Compare it: I guess banning smoking on campus is similar to banning alcohol or other drugs on campus. Our campus is not residential, so it should be easier to keep off the grounds than it may be at a residential university campus. As I write this, I realize that no college has been completely successful at keeping drugs and alcohol off of their campus, so I imagine that keeping cigarettes off of our campus will be no different. But the point is that there won’t be designated areas for people to pollute themselves or the people around them.

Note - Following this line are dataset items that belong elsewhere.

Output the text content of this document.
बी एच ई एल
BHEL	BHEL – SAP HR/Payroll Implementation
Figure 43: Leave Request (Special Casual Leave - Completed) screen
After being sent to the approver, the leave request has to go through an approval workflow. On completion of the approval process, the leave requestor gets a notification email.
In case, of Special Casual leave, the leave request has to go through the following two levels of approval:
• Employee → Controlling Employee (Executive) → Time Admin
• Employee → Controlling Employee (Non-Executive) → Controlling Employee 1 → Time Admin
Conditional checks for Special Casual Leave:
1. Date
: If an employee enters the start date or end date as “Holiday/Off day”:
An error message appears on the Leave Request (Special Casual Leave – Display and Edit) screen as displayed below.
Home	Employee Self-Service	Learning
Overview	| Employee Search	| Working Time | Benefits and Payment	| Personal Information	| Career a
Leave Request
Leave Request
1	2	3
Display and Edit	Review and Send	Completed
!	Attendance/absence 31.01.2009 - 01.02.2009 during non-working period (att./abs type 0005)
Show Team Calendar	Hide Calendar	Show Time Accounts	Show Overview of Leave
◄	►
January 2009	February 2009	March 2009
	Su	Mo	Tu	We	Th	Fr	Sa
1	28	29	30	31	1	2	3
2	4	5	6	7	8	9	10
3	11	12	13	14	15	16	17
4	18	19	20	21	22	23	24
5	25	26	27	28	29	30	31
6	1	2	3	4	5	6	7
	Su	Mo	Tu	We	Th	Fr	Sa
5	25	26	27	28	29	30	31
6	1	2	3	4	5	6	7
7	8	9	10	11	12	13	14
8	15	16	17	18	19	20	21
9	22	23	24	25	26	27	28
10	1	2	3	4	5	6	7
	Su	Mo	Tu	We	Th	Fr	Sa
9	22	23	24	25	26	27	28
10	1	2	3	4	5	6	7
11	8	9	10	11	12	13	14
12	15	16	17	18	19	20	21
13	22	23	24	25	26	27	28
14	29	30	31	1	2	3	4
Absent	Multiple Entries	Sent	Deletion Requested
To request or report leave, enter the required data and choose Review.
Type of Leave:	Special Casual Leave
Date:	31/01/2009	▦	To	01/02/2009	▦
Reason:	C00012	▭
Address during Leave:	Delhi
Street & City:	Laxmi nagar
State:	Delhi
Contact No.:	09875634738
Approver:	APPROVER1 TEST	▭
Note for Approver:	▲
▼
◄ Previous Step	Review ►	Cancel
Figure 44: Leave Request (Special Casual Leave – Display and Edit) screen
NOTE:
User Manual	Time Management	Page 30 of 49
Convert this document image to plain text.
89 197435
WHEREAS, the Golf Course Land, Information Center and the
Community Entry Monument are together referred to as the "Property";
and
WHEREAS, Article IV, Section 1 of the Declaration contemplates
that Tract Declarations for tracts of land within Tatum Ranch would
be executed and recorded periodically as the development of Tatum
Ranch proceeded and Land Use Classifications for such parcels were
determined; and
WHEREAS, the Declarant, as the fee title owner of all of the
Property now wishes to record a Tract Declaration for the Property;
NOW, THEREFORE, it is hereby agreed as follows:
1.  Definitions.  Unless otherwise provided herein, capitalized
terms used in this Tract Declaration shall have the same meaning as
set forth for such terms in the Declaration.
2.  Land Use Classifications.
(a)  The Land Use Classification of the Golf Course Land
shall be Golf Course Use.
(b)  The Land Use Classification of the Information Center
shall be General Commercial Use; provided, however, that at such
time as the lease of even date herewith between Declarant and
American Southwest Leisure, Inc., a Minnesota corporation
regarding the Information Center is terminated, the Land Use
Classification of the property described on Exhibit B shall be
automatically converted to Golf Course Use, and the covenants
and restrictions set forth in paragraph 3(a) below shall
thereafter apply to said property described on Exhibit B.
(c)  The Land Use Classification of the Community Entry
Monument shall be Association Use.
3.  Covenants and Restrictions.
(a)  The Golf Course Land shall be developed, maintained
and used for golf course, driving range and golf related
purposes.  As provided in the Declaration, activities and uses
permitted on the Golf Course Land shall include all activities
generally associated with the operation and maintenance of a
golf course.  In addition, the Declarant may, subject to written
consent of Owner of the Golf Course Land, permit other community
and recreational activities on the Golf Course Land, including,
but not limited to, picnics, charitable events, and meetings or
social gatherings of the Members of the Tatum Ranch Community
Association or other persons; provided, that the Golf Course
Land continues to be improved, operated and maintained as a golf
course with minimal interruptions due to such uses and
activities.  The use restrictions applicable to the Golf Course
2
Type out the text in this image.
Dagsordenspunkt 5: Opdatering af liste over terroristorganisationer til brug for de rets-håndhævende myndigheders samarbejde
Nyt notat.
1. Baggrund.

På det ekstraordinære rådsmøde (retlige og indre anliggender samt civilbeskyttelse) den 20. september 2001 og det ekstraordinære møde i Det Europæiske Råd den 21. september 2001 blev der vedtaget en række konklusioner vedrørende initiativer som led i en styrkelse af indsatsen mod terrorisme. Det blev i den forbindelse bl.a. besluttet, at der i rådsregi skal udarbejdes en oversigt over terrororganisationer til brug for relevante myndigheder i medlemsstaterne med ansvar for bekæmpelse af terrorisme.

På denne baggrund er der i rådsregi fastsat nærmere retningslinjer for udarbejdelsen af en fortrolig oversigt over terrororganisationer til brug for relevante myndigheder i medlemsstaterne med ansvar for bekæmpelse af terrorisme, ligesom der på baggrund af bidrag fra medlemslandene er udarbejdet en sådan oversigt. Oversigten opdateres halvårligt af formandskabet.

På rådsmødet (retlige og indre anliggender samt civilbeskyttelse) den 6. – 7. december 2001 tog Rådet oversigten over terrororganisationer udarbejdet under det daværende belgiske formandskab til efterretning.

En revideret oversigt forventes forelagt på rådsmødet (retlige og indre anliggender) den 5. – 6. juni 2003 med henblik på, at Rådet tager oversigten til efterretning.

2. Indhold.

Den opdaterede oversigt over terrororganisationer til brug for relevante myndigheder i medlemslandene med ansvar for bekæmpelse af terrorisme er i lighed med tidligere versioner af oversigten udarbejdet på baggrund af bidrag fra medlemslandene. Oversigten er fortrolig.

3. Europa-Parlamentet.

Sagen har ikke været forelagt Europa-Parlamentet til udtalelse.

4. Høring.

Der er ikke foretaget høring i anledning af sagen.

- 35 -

Associate it: Like I said, it reminds me of similar efforts to ban drugs and alcohol. I’ll also admit that smoking has negative associations for me because my grandfather died of emphysema. I will have to work hard to keep my tone from becoming too negative or bitter in my paper. Perhaps the use of the words “cancer sticks” isn’t the most appropriate. I also associate it with efforts to ban junk food on public school campuses by doing away with vending and pop machines and so forth. Hmmm, I wonder if I can dig up some research about that?

Analyze it: Well, the parts are the smokers, the campus, and the areas where they are currently allowed to smoke. Other parts include innocent bystanders who may have to breathe in the smoke. Another part is the regulation that allows them to smoke, which I want to change. And still another part is the cost that is associated with smoking on campus, which comes in the form of higher health insurance premiums for the college, which are ultimately passed onto us students in the form of tuition.

Argue it. Okay, this is the easy part. Smoking has already been banned in most public places in Ohio. The voting public has already accepted the general idea. It harms smokers and anyone who is forced to be around their smoking. It pollutes the air and the environment with cigarette butts. Like I said, it costs us money, and could be a fire safety risk to the campus. Arguments against it? Well, I guess people could say it infringes on their rights to treat their body however they please, in the same way that we don’t (yet) prevent people from eating Big Macs in public places. They could also argue that they will be forced to go to their cars or even drive off campus to smoke. Nicotine withdrawal could result in some very irritable people on campus, and could potentially prevent some students from getting an education in the first place.

Apply it. The application here is obvious: ban smoking on campus. The implications are that it will get people to realize that our health and safety should be a priority, especially at an educational institution.

So that’s what I came up with in response to the cubing questions. The “describe it” wasn’t very helpful for my topic, but I did get some good ideas out of the compare it, associate it, and argue it questions. I definitely have a lot to work with here.